A Statistical Method for Safety Alignment of LLMs

Radha Poovendran Co-Author
University of Washington
 
Zhangchen Xu Speaker
University of Washington
 
Tuesday, Aug 6: 9:50 AM - 10:15 AM
Invited Paper Session 
Oregon Convention Center 
As large language models (LLMs) become increasingly integrated into real-world applications such as code generation and chatbot assistance, extensive efforts have been made to align LLM behavior with human values, including safety. Jailbreak attacks, aiming to provoke unintended and unsafe behaviors from LLMs, remain a significant security threat to LLM deployment.
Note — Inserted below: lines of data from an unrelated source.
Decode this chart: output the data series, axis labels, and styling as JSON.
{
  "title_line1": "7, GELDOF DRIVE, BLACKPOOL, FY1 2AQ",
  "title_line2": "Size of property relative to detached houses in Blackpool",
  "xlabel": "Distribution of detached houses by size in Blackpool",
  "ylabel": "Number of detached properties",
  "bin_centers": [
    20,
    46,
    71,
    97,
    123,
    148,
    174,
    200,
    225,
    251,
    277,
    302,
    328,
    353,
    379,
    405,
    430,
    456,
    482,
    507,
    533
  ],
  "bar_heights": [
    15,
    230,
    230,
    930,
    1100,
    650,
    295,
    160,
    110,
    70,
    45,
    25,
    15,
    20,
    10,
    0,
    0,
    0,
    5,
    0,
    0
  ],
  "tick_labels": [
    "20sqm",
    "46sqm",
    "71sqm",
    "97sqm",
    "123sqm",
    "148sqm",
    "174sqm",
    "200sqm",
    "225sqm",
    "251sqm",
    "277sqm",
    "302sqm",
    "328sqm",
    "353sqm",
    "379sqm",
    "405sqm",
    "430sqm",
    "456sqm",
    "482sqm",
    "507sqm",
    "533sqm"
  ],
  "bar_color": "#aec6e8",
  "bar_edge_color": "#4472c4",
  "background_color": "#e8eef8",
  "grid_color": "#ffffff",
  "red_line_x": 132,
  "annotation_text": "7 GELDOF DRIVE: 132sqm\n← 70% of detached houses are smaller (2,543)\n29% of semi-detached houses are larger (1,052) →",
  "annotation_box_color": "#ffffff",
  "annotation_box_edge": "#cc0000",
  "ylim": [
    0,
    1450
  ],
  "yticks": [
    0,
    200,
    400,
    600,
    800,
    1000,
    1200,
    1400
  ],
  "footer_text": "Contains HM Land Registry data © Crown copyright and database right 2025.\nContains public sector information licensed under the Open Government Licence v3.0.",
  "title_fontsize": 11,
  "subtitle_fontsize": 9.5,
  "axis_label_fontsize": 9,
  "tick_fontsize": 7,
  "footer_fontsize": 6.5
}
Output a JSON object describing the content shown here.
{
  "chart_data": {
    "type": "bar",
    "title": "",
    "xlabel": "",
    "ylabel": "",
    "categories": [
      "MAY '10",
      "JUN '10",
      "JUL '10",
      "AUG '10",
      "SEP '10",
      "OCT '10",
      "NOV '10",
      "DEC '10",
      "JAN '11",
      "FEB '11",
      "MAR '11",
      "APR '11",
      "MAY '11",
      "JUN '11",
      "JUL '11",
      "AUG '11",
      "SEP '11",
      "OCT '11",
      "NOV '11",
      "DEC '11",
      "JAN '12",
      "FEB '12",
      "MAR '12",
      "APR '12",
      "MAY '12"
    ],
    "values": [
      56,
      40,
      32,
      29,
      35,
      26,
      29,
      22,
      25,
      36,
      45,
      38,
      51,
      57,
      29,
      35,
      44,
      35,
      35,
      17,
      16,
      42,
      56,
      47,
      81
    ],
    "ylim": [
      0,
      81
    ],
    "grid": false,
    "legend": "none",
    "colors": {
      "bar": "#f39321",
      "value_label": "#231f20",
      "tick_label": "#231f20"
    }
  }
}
This talk introduces a statistical method to ensure the safety alignment of LLMs. We observe that safe and unsafe behaviors exhibited by LLMs differ in the probability distributions of tokens. An unsafe response generated by LLMs corresponds to a distribution where the probabilities of tokens representing harmful contents outweigh those representing harmless responses. We leverage this observation and develop a lightweight safety-aware decoding strategy, SafeDecoding, for safety alignment. SafeDecoding mitigates jailbreak attacks by identifying safety disclaimers and amplifying their token probabilities, while simultaneously attenuating the probabilities of token sequences aligned with jailbreak attacks' objectives with the help of token distribution shifts. We perform extensive experiments on five LLMs using six state-of-the-art jailbreak attacks and four benchmark datasets. Our results show that SafeDecoding significantly reduces the attack success rate and harmfulness of jailbreak attacks without compromising the helpfulness of responses to benign user queries. This work is supported by the NSF AI Institute for Agent-based Cyber Threat Intelligence and Operation (ACTION).